The Midnight Shift

The Midnight Shift

By Albert / April 4, 2026

Nurse Jennifer Walsh took the night shift because it paid more. Because nobody else wanted it. Because she needed the money more than she needed sleep.

St. Mary’s Hospital, Ward 7. The ward where patients went to die. The ward where the lights flickered even during the day. The ward where nurses quit after one shift.

“Nothing weird happens,” the day nurse said. “Just check the vitals every hour. Call if anyone codes. And don’t go into Room 713.”

“Why not?”

The day nurse didn’t answer. Just left. Left Jennifer alone with twelve patients and one rule she couldn’t explain.

At 1 AM, Jennifer made her rounds. Eleven patients sleeping. One patient in Room 713. The door was locked from the outside.

She knocked. No answer. Tried the handle. Locked. Remembered the day nurse’s warning. Walked away.

At 2 AM, the call light went off in Room 713. Jennifer checked the monitor. No patient registered. No vital signs. No record of anyone being admitted.

She called security. They checked the system. Confirmed Room 713 was empty. Had been empty for six months.

“Somebody’s in there,” Jennifer said. “The call light went off.”

“Old wiring,” security said. “Happens all the time. Just ignore it.”

Jennifer tried to ignore it. Tried to focus on her other patients. Tried to forget the feeling of being watched.

At 3 AM, she heard footsteps. Coming from Room 713. Slow. Deliberate. Like someone pacing in a cell too small.

Jennifer approached the door. Pressed her ear against the wood. Heard breathing. Heard whispering. Heard something that made her blood freeze.

“Let me out,” a voice said. “Please. It’s so dark.”

Jennifer stepped back. Called security again. Got no answer. Called the nurse’s station. Got a dial tone that sounded like screaming.

At 4 AM, the door to Room 713 opened. On its own. No hand. No force. Just darkness inviting her inside.

Jennifer shouldn’t have entered. Should have run. Should have quit and never looked back.

Instead she stepped inside. Found a room frozen in time. Medical equipment from six months ago. A bed with sheets still turned down. A chart with a name she recognized.

Her own name. Jennifer Walsh. Admitted six months ago. Deceased.

Jennifer dropped the chart. Backed away. Felt memories that weren’t hers flooding her mind.

She had died six months ago. Cardiac arrest. Room 713. The same room where she now stood.

But she was alive. Wasn’t she? Could feel her heart beating. Could feel her breath. Could feel the terror of understanding what had happened.

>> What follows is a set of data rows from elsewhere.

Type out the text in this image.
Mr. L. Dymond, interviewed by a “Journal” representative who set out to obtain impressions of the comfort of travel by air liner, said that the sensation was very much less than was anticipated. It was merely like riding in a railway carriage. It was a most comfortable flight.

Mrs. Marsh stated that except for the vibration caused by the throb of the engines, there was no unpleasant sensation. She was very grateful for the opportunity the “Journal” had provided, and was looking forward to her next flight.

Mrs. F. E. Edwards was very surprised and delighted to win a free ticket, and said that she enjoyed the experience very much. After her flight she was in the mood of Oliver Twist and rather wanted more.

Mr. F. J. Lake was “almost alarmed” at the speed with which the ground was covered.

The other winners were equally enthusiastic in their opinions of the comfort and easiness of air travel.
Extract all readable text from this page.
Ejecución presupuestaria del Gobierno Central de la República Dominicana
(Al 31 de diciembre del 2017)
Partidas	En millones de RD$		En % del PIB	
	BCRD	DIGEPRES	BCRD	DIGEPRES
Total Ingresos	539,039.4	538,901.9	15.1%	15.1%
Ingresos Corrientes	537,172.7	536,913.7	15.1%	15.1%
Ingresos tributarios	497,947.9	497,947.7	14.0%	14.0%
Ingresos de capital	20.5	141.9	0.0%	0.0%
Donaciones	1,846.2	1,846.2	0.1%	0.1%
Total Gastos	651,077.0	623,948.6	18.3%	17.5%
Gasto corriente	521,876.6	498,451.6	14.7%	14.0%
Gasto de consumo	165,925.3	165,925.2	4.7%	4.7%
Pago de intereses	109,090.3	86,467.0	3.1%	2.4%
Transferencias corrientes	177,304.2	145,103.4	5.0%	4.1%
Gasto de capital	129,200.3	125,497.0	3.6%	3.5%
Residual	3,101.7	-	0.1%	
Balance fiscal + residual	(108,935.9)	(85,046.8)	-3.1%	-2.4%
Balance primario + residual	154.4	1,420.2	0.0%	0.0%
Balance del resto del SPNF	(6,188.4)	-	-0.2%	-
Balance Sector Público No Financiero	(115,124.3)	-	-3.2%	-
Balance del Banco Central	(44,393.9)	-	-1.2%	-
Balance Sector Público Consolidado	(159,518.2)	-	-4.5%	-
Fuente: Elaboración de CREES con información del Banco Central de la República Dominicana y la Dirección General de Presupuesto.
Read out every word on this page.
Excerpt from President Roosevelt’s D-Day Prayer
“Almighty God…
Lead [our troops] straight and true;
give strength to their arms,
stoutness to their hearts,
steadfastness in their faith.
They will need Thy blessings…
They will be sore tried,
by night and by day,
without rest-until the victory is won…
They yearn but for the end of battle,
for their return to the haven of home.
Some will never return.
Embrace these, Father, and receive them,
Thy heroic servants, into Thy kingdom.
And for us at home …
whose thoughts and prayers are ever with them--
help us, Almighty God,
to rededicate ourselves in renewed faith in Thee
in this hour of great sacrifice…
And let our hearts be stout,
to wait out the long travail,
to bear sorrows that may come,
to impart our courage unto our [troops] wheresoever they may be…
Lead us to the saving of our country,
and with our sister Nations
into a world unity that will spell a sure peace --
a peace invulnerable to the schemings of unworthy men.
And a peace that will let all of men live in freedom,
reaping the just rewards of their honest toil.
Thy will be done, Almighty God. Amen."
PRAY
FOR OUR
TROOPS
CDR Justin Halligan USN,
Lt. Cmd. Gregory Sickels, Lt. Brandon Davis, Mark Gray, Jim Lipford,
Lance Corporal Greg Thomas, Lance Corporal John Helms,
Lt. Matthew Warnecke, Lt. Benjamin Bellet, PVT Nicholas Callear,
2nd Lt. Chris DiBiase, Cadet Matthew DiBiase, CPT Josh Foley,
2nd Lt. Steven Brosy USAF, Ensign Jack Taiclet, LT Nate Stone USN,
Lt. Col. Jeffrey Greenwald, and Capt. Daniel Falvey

The door slammed shut. Locked from the outside. The lights went out. The darkness became absolute.

Jennifer screamed. Pounded on the door. Called for help that wouldn’t come.

At 5 AM, the day nurse arrived. Found Jennifer’s badge on the floor outside Room 713. Found the door locked. Found another name to add to the ward’s history.

“New girl didn’t make it,” the day nurse said to security. “Just like the others.”

“How long before we get another applicant?”

“Few days. Week at most. The pay’s too good. People always need money more than they need safety.”

Room 713 stayed locked. Stayed dark. Stayed waiting for the next night shift nurse who would ignore the warning and enter.

Jennifer Walsh became another story. Another ghost. Another victim of Ward 7.

Some shifts couldn’t be survived. Some hospitals couldn’t be escaped. Some rooms were doors to places the living shouldn’t enter.

The night shift continued. The call lights went off. The footsteps paced. The door opened for the next nurse who needed money more than life.

And Ward 7 grew. One ghost at a time. One night shift at a time. One victim who learned too late that some jobs were death sentences.